The next stage is that I want to add the weight:length ratio to the data. I can calculate the values using the existing columns and then put the results into a new column that I create at the same time:

my_sample$ratio <- my_sample$weight / my_sample$length
head(my_sample)

I can also do the same thing if I need to change an existing column. Suppose I have multiple samples and I need to renumber the sample IDs to avoid confusion.

my_sample$sample_id <- my_sample$sample_id+100
head(my_sample)

Now I want to add some new data to the bottom of the data frame. First I’m going to add a row using a method that works, and then I’ll cover one of the surprises that R can spring on you.
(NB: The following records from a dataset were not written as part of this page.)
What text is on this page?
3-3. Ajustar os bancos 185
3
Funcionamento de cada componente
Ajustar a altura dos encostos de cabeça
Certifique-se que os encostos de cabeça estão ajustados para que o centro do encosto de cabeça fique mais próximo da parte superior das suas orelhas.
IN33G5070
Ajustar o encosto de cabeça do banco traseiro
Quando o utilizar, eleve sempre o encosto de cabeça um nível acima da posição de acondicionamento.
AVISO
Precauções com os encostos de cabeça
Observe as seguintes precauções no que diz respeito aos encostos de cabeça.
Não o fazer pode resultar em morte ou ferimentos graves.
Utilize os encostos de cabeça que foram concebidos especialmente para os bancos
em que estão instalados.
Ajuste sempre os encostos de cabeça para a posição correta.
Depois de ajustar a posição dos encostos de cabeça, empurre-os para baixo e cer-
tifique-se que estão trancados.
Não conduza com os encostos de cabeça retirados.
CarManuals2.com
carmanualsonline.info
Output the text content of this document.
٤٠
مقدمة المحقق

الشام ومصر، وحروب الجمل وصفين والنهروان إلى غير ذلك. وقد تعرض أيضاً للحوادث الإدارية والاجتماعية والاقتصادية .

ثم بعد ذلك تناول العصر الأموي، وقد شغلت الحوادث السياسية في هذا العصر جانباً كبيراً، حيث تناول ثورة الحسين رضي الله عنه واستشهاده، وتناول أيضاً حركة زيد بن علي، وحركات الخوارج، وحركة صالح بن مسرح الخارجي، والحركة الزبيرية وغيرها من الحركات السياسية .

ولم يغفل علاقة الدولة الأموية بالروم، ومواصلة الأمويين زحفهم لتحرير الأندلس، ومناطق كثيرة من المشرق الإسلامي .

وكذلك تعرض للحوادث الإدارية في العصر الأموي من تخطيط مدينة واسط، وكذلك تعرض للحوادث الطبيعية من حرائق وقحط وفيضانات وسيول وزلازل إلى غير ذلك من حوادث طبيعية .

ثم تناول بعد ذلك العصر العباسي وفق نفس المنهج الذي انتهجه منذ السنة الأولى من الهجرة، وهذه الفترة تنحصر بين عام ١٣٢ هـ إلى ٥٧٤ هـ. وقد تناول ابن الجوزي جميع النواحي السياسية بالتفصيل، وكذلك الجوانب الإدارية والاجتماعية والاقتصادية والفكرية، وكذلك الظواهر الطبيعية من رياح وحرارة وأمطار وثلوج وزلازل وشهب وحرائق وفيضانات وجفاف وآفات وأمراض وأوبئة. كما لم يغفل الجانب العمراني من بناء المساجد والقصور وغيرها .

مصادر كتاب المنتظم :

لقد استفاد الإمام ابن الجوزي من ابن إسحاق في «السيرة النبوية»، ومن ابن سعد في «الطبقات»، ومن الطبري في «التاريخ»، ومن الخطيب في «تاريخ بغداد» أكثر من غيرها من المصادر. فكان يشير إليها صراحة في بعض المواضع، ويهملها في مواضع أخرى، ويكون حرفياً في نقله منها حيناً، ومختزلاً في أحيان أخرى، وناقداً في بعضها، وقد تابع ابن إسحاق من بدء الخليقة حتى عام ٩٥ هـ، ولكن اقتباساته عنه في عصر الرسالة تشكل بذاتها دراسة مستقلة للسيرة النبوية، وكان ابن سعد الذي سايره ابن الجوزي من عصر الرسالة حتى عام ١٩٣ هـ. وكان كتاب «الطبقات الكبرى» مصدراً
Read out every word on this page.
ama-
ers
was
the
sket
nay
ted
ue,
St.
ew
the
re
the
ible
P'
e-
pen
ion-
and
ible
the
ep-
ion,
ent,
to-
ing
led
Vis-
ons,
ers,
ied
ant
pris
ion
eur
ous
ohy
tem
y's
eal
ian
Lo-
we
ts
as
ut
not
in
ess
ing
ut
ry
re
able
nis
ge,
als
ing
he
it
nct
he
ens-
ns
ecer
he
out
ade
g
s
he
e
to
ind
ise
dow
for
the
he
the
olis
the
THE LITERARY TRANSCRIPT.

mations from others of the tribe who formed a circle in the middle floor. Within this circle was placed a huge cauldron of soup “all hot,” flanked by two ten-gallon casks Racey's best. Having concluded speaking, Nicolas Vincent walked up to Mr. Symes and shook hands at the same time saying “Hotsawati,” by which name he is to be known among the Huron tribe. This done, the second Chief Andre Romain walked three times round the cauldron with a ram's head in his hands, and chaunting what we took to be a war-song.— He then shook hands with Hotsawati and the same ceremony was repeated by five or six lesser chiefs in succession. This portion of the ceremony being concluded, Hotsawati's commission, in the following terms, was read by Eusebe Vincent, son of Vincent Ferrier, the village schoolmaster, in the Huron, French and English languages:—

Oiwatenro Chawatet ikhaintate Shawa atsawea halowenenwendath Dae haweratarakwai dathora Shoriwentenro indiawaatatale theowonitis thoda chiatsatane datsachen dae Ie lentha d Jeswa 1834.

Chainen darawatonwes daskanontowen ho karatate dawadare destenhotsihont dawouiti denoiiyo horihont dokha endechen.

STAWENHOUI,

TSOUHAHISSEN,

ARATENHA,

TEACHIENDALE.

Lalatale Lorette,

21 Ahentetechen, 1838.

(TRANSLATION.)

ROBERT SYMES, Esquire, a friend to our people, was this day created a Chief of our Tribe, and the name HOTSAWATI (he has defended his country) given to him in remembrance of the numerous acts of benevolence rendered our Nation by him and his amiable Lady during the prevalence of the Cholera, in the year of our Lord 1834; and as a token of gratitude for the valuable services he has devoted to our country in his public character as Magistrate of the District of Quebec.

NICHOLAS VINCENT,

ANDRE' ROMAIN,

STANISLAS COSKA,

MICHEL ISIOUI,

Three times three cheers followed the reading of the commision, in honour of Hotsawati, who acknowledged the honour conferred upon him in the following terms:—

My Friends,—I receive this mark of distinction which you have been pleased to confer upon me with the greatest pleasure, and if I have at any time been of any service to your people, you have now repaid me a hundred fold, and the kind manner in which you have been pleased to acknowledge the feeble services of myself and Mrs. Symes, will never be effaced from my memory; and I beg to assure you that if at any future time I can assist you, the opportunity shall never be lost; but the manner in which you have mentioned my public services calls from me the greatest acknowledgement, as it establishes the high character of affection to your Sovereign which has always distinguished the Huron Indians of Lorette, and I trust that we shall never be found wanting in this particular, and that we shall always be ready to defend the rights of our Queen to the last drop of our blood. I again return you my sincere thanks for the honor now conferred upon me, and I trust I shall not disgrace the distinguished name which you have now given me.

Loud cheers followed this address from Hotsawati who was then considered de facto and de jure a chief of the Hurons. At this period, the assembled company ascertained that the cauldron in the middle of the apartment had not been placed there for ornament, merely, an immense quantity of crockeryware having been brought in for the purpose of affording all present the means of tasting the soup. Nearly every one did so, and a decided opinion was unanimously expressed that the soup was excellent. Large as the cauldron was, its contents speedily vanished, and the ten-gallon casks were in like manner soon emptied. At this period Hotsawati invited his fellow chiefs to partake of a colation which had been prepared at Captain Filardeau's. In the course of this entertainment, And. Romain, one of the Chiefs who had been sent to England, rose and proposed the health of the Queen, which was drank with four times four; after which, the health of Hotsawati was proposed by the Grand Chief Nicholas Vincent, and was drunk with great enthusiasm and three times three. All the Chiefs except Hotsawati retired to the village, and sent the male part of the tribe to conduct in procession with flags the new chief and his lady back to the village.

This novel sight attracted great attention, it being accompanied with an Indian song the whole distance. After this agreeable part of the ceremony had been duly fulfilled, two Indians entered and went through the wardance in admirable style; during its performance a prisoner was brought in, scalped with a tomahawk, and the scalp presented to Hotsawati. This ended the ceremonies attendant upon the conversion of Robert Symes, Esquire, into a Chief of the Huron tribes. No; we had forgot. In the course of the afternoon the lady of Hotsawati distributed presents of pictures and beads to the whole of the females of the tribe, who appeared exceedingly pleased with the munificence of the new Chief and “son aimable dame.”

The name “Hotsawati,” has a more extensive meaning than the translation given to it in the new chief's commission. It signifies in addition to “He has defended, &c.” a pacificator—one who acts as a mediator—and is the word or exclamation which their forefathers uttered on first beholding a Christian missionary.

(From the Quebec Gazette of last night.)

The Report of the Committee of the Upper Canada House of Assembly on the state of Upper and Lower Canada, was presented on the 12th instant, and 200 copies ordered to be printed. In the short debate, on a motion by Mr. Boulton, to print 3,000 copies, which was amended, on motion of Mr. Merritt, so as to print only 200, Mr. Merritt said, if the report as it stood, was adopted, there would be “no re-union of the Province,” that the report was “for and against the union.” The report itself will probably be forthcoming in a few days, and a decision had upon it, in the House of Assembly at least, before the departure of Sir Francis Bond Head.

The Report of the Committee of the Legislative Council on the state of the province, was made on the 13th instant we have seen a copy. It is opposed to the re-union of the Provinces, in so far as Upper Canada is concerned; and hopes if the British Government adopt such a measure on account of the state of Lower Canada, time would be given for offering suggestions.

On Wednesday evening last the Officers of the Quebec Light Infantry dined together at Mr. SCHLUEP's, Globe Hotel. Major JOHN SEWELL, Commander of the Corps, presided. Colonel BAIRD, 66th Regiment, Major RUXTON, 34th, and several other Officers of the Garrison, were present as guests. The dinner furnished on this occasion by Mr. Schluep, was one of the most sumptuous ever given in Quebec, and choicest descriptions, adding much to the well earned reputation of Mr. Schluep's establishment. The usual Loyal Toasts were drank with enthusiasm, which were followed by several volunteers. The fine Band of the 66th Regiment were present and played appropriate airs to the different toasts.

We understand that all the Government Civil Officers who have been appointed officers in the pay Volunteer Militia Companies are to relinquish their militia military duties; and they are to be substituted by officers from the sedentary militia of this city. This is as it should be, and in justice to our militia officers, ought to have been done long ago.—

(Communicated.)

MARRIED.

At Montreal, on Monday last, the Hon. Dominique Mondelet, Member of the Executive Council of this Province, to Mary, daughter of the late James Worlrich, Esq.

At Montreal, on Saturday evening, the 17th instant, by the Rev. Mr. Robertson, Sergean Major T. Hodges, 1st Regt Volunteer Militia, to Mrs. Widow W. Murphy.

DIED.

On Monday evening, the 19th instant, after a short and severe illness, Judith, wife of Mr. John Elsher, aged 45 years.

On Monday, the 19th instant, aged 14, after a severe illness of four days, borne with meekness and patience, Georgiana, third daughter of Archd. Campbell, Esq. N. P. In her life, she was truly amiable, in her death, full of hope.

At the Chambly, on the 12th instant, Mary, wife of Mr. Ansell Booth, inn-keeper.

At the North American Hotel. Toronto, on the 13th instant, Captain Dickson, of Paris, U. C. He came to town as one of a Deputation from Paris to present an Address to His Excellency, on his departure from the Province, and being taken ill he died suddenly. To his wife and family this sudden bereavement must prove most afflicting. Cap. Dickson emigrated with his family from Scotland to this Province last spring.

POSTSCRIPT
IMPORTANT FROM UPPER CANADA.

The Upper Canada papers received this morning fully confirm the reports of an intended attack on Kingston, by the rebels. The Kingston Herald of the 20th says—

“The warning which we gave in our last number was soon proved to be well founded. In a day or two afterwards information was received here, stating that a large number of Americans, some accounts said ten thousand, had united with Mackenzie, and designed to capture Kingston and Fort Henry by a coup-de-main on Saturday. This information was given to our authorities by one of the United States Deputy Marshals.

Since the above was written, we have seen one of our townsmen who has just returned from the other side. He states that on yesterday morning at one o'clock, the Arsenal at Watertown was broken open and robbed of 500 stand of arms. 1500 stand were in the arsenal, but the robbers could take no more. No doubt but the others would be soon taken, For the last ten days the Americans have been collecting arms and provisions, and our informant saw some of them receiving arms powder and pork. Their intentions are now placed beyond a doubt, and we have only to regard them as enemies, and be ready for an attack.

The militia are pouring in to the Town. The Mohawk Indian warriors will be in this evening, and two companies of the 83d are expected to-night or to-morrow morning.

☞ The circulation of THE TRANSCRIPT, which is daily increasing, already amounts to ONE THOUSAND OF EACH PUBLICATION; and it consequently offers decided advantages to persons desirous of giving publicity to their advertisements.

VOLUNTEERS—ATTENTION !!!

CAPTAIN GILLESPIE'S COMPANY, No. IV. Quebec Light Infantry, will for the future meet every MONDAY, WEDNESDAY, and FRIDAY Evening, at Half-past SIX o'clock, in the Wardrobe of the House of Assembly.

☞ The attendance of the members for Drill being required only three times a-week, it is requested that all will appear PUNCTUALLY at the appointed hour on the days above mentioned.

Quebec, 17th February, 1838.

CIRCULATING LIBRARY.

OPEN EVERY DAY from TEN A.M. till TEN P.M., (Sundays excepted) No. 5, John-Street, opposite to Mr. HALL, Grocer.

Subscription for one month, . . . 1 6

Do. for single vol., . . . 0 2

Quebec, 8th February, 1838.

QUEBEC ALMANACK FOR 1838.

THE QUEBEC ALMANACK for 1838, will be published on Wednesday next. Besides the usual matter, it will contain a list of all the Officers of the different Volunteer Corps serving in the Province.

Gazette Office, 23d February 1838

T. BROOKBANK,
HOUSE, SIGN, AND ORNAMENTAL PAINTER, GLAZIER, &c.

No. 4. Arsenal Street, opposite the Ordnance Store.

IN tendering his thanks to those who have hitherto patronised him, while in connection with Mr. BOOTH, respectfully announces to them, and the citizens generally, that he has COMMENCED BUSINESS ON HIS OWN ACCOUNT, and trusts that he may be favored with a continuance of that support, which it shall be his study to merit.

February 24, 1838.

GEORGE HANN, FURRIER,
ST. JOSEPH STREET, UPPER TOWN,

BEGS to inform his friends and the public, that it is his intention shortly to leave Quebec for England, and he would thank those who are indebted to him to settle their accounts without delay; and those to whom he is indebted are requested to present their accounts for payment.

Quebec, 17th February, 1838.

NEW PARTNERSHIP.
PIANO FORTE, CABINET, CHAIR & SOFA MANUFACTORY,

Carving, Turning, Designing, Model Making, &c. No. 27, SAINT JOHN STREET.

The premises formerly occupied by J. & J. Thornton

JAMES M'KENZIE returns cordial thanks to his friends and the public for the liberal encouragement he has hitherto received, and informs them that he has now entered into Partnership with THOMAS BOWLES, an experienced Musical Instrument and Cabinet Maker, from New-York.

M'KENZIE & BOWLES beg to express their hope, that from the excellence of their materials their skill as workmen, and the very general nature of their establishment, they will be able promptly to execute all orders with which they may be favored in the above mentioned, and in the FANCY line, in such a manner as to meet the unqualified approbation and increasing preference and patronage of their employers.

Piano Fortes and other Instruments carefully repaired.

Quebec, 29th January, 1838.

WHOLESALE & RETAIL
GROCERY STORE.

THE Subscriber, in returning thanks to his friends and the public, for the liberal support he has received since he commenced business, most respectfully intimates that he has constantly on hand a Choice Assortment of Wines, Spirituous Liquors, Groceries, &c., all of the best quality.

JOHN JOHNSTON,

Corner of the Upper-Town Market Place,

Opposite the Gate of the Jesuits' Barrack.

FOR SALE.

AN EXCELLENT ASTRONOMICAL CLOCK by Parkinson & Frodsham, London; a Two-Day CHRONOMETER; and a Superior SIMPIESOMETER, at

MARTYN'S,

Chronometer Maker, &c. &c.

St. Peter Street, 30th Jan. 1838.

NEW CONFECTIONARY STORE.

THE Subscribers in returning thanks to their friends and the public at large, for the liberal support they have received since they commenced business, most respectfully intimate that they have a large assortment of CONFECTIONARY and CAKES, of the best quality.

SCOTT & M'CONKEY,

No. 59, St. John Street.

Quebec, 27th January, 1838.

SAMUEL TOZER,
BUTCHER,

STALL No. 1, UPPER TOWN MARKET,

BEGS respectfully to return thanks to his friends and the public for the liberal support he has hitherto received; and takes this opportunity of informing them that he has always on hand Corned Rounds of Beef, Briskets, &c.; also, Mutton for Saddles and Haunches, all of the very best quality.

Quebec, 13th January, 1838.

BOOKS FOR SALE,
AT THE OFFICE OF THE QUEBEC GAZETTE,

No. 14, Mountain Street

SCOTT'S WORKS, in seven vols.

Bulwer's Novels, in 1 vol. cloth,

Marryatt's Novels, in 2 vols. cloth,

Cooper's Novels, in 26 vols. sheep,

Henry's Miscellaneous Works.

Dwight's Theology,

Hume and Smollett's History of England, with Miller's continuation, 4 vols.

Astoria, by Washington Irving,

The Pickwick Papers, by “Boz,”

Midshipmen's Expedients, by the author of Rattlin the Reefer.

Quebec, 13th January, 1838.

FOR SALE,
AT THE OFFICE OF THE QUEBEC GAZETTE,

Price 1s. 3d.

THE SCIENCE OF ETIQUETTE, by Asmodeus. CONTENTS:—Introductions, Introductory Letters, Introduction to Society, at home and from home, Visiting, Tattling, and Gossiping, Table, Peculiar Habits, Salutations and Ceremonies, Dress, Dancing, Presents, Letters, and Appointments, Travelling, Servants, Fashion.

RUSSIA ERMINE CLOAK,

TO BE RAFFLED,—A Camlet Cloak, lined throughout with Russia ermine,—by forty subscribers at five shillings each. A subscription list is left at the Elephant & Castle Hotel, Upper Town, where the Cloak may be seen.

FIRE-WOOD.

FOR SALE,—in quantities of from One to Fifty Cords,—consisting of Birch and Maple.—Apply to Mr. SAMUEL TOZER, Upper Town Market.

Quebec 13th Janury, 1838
mean(my_sample$length) # just testing
new_row <- list(121, 18.72391, 710.1846, 1, "F", 710.1846/18.72391)
my_sample <- rbind(my_sample, new_row)
mean(my_sample$length) # still works
tail(my_sample) # bottom few rows

The two lines doing the work here are the second and third. First I create the data for a new row using the list() function, and then use the rbind() function (which stands for row bind) to add it to the bottom of the data frame. The list() function is the critical part as we’ll see later. Now for the gotcha. I try to add a new row:

new_row2 <- c(122, 17.99321, 698.7815, 1, "F", 698.7815/17.99321)
my_sample <- rbind(my_sample,new_row2)

This time I’m using the c() function. It seems to have worked, but if I try to find the mean of my length column I get an error:

mean(my_sample$length) # gives error

So we might think we can remove the ‘bad’ row and have a rethink:

my_sample <- my_sample[1:21,]
mean(my_sample$length)

but that still doesn’t work. We then take a look at the row we added and find that R has converted the values to text.

new_row2
class(new_row2) # class tells what data type the variable is

That’s because the c() function needs data that’s all of the same type. R got around the problem by converting the other values into text without telling us, although we should at least be grateful it did the calculation for the ratio before the conversion. That’s called ‘type coercion’ by R or ‘casting’ by programmers, but why can’t we calculate the mean even though we’ve deleted the bad row?

str(my_sample)

See where it says ‘chr’? R wants all the values in a single column to be the same data type so it’s converted each of the columns to text as well. So that little ‘c’ in the second example of adding a row has had the effect of basically converting our entire data frame to text values rather than numbers. Depending on the size and importance of our data set that’s either an ‘oopsie’ or a moment of sheer blind panic. The good news is that we can switch it back.

my_sample$sample_id <- as.integer(my_sample$sample_id)
my_sample$length <- as.numeric(my_sample$length)
my_sample$weight <- as.numeric(my_sample$weight)
my_sample$site <- as.factor(my_sample$site)
my_sample$ratio <- as.numeric(my_sample$ratio)

These ‘as.type‘ functions convert from one data type to another (where possible), and can get us out of trouble if R does some type coercion in the background without us noticing. R has its quirks, but it’s a powerful package and well worth spending some time on if you need to move beyond basic statistics.